Q: What is taking this process so long because we have been talking about it for a year and a half now?
A: I have always believed that in India much of the market manipulation takes place by the company promoters and by company managements themselves. For them, short selling is the most undesirable thing in the world.
So, I am sure that there is an enormous lobbying by corporate managements and corporate promoters to stop short selling and to make it as weak and restrictive as possible. Perhaps, the regulator is feeling that pressure as well. So, we need to keep the pressure up on the regulator, to ensure that they do not succumb to pressure from unscrupulous company managements, to make short selling unduly restrictive.

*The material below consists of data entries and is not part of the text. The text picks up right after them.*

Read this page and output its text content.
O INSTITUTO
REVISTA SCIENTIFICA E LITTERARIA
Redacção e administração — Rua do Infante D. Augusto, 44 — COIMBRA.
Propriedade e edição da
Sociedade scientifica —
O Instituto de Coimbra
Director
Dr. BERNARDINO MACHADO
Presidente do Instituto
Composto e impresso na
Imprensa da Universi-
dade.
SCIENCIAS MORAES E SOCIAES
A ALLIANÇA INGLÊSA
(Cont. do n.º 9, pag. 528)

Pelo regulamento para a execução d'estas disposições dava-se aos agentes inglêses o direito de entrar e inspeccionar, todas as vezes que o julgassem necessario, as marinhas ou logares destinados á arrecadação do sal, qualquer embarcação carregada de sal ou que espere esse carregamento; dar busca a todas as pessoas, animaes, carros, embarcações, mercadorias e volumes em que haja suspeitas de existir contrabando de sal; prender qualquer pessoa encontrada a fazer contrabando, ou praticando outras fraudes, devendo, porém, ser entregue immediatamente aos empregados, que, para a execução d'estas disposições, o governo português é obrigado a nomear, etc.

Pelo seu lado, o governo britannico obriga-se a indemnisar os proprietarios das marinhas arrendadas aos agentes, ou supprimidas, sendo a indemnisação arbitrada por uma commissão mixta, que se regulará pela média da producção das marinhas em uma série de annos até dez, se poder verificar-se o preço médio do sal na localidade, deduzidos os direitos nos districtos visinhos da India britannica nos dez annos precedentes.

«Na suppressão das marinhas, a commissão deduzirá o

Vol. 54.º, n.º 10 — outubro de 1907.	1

Q: What kind of a re-look do you think the position limits would require?
A: The position limit needs to be significantly enhanced, maybe something closer on the lines with what we have in the derivatives market and so on. We need significantly wider position limits.
Q: If this decision has to be implemented, do you think the timing at this point is most apt?
A: I am always of the view that the regulatory measures should not be tied to market timing. One cannot say that I will do the short selling, but the markets are going up or coming down and so on. These regulatory processes have a logic of their own. You are doing that not because one wants to change the direction in which the markets are going, but because one wants to improve price discovery in the market. Short selling is a mechanism through which one improves price discovery and anytime is a good time to do that.
Q: Currently, short selling is talking about addressing stocks in the F&O space. How would you read into an extension of this into the segments, which essentially comprise of non F&O stocks as well?
A: We should go there so long as you have proper risk containment that the short seller has to deposit appropriate margins. You should allow short selling in all scrips.
If somebody is bold enough to short and if the person is willing to deposit appropriate margins, I do not think the regulator should come in and say that you cannot short.
Short-selling provides much needed discipline to the market and much needed price discount discovery. In some ways, it is the less liquid stocks, where promoters rig up prices. It is there where the short seller’s power is even more useful. So, we should extend short selling across the board. But if the regulator wants to start with the derivative segment and then extend it, that is fine. But I would want to see short-selling on maybe a couple of 1,000 stocks within 3-6 months.
Q: What has your own analysis thrown up on post the P-note episode and whether or not registration has actually happened in the way expected?
A: My position at that time was that the restrictions, as they were finally put in place, would not make too much of a difference. That is what has happened. It has not made too much of a difference.